Historical Influences

Her altered piano techniques have historical forerunners: think of John Cage’s prepared pianos, or the groundbreaking approaches of idiosyncratic composer Henry Cowell. The notable aspect is how successfully she fuses these innovative timbres with her own bluesy vocabulary at the keyboard. The language rarely departs from that which she honed in a discography extending to more than 80 albums, meaning the new psychedelically coloured sounds are driven by the fizzy energy of an improviser in total mastery. That's electrifying music.

A Lifelong Experimenter

Throughout her life, Williams explored the piano. "Striking keys produced hues in my mind," she once explained. She received her first home piano in 1954. In her writings, she told the story of her first "taking apart" – "something I repeated for all pianos," she commented: Williams removed a panel from beneath the piano’s keyboard, and set it on the floor beside her stool. "Seeking rhythm, my left foot turned into the hi-hat pedal," she explained.

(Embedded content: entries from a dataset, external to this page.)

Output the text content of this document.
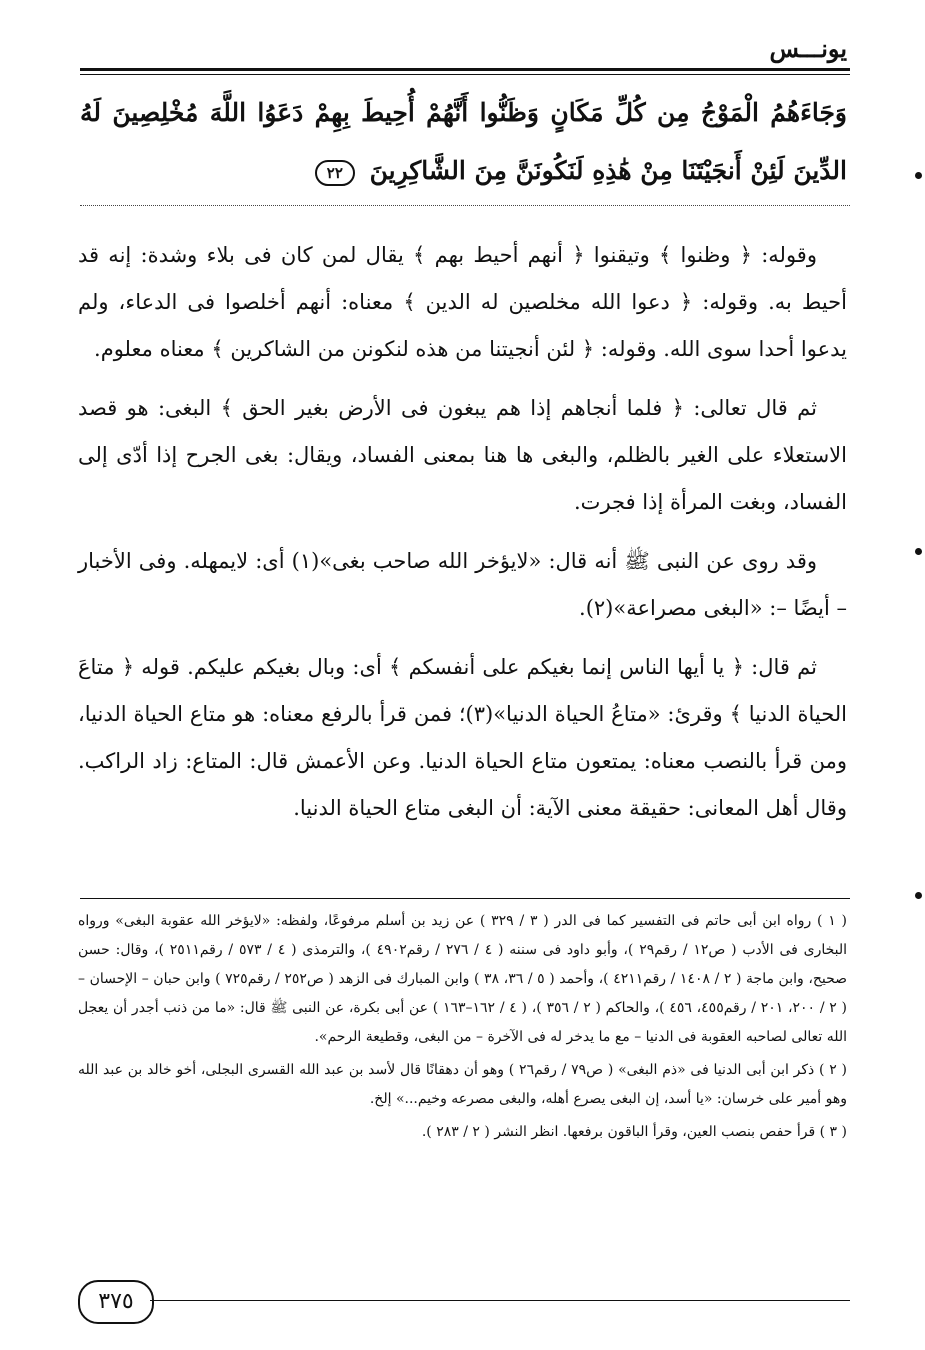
يونـــس
وَجَاءَهُمُ الْمَوْجُ مِن كُلِّ مَكَانٍ وَظَنُّوا أَنَّهُمْ أُحِيطَ بِهِمْ دَعَوُا اللَّهَ مُخْلِصِينَ لَهُ الدِّينَ لَئِنْ أَنجَيْتَنَا مِنْ هَٰذِهِ لَنَكُونَنَّ مِنَ الشَّاكِرِينَ ٢٢

وقوله: ﴿ وظنوا ﴾ وتيقنوا ﴿ أنهم أحيط بهم ﴾ يقال لمن كان فى بلاء وشدة: إنه قد أحيط به. وقوله: ﴿ دعوا الله مخلصين له الدين ﴾ معناه: أنهم أخلصوا فى الدعاء، ولم يدعوا أحدا سوى الله. وقوله: ﴿ لئن أنجيتنا من هذه لنكونن من الشاكرين ﴾ معناه معلوم.

ثم قال تعالى: ﴿ فلما أنجاهم إذا هم يبغون فى الأرض بغير الحق ﴾ البغى: هو قصد الاستعلاء على الغير بالظلم، والبغى ها هنا بمعنى الفساد، ويقال: بغى الجرح إذا أدّى إلى الفساد، وبغت المرأة إذا فجرت.

وقد روى عن النبى ﷺ أنه قال: «لايؤخر الله صاحب بغى»(١) أى: لايمهله. وفى الأخبار – أيضًا –: «البغى مصراعة»(٢).

ثم قال: ﴿ يا أيها الناس إنما بغيكم على أنفسكم ﴾ أى: وبال بغيكم عليكم. قوله ﴿ متاعَ الحياة الدنيا ﴾ وقرئ: «متاعُ الحياة الدنيا»(٣)؛ فمن قرأ بالرفع معناه: هو متاع الحياة الدنيا، ومن قرأ بالنصب معناه: يمتعون متاع الحياة الدنيا. وعن الأعمش قال: المتاع: زاد الراكب. وقال أهل المعانى: حقيقة معنى الآية: أن البغى متاع الحياة الدنيا.

( ١ ) رواه ابن أبى حاتم فى التفسير كما فى الدر ( ٣ / ٣٢٩ ) عن زيد بن أسلم مرفوعًا، ولفظه: «لايؤخر الله عقوبة البغى» ورواه البخارى فى الأدب ( ص١٢ / رقم٢٩ )، وأبو داود فى سننه ( ٤ / ٢٧٦ / رقم٤٩٠٢ )، والترمذى ( ٤ / ٥٧٣ / رقم٢٥١١ )، وقال: حسن صحيح، وابن ماجة ( ٢ / ١٤٠٨ / رقم٤٢١١ )، وأحمد ( ٥ / ٣٦، ٣٨ ) وابن المبارك فى الزهد ( ص٢٥٢ / رقم٧٢٥ ) وابن حبان – الإحسان – ( ٢ / ٢٠٠، ٢٠١ / رقم٤٥٥، ٤٥٦ )، والحاكم ( ٢ / ٣٥٦ )، ( ٤ / ١٦٢–١٦٣ ) عن أبى بكرة، عن النبى ﷺ قال: «ما من ذنب أجدر أن يعجل الله تعالى لصاحبه العقوبة فى الدنيا – مع ما يدخر له فى الآخرة – من البغى، وقطيعة الرحم».

( ٢ ) ذكر ابن أبى الدنيا فى «ذم البغى» ( ص٧٩ / رقم٢٦ ) وهو أن دهقانًا قال لأسد بن عبد الله القسرى البجلى، أخو خالد بن عبد الله وهو أمير على خرسان: «يا أسد، إن البغى يصرع أهله، والبغى مصرعه وخيم...» إلخ.

( ٣ ) قرأ حفص بنصب العين، وقرأ الباقون برفعها. انظر النشر ( ٢ / ٢٨٣ ).

٣٧٥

Williams originally learned classical piano at the Peabody Conservatory. Youthful exposures with the traditional pieces led her to Rachmaninov; she brought his famous Prelude in C minor to her piano teacher, who scolded her for altering a section. But he saw her potential: a week later, he gave her Dave Brubeck to play. She figured out his Take Five within a week.

Frustration with the Scene

Brubeck would later call Williams "a top-tier pianists I have ever heard," and McCoy Tyner was just as awed. Williams’ 2004 Grammy-nominated album Live at Yoshi’s, Vol 1, shows her deep knowledge of jazz history, plus her characteristic whimsical pianistic wit. However, despite her long journeys to educate herself the genre – first, to the contemporary approaches of Coltrane, Miles and Dolphy, before moving backwards to Monk and Garner to Fats Waller and James P Johnson – she rapidly felt disenchanted with the jazz world.

Upon relocating from Philadelphia to San Francisco, Williams encountered the great Mary Lou Williams. Inspired by the senior musician's advice ("Don’t ever let anyone stop you"), she became a forceful, open critic of her scene: of the poor compensation, the jazz "old boys' network," the "typical jazz socializing" – namely smoking and drinking as the primary means of getting gigs – and of a commercial business benefiting from the efforts of financially strained musicians.

"I am continually disappointed at the truth of the ‘jazz world’ and its inability to unite, discuss, and defend a set, any set, of essential beliefs," she stated in the sleeve text to her 2008 release Deep Monk. Likewise, the writing on her blog was broad in scope, direct, openly political and feminist, though she infrequently addressed her experiences as a trans woman. A writer pointed out: "To add to the sexism … that pushed her from her chosen artistic field for a period, imagine what kind of terrible treatment she must have suffered as a trans woman in the jazz scene of the early 80s."

Forging an Autonomous Career

The artist's trajectory arced towards self-sufficiency. After time in the vibrant Bay Area scene, she lived in smaller cities such as Sacramento and Santa Cruz, making a home in Portland in 1991, and later going to a more remote location, to Yakima, Washington State, in the 2010s. Williams understood from the beginning the great promise of the internet

Linda Mercado
Linda Mercado

A seasoned gaming analyst with over a decade of experience in online casinos, specializing in slot machine strategies and player safety.